As many as 3.3m Brits plan to go "off grid" completely, according to research by Virtual Private Network comparison service Top10VPN.com, as a result of the high-profile data breach that saw up to 87m Facebook users have their personal information harvested by Cambridge Analytica.
Over half of Brits, 52%, said they now trust the company less than they had at the same time a year earlier and 24.7% plan to spend less time on social media sites or remove some personal information.
Among the younger generation of 16-24 year olds, the proportion of those who intend to change how they interact with social sites rises considerably, to 64.9%.

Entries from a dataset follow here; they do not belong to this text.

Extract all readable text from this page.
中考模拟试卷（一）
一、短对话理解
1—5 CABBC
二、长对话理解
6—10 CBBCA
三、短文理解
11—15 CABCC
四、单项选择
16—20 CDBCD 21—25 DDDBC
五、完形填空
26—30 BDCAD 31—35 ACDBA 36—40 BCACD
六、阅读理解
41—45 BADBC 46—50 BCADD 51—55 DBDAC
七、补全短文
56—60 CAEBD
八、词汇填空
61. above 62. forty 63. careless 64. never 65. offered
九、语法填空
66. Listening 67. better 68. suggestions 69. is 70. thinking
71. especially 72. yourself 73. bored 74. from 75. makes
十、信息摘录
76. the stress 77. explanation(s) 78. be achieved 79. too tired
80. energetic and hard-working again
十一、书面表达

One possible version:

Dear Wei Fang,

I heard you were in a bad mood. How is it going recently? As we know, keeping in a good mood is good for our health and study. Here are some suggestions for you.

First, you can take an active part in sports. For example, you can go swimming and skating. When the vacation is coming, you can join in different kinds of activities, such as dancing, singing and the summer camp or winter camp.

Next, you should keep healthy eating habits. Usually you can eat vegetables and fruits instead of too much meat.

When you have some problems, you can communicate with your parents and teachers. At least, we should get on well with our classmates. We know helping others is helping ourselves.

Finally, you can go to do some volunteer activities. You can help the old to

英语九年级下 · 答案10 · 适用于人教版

While Facebook tops the list of companies that has seen a drop-off in trust, the likes of Twitter and Google were also hit by the wide-ranging loss of faith.
Nearly a quarter of Google users, or 24%, admitted they trust the company less with their private data, while 22.3% of Twitter and 18.7% of Microsoft users stated the same thing.
Interestingly, WhatsApp has seen less of a drop-off at 19.9%, despite being owned by Facebook.
Simon Migliano, head of research at Top10VPN.com, said "As the well-worn saying goes, it takes years to build trust but only seconds to destroy it. The social media giant might still be basking in the glow of its robust first quarter results, but clearly the reputational fallout from the Cambridge Analytica breach isn't going to be fixed overnight."
"As this barometer goes to show, the days of blindly placing trust in companies to keep our best interests at heart are increasingly becoming a thing of the past," he concluded.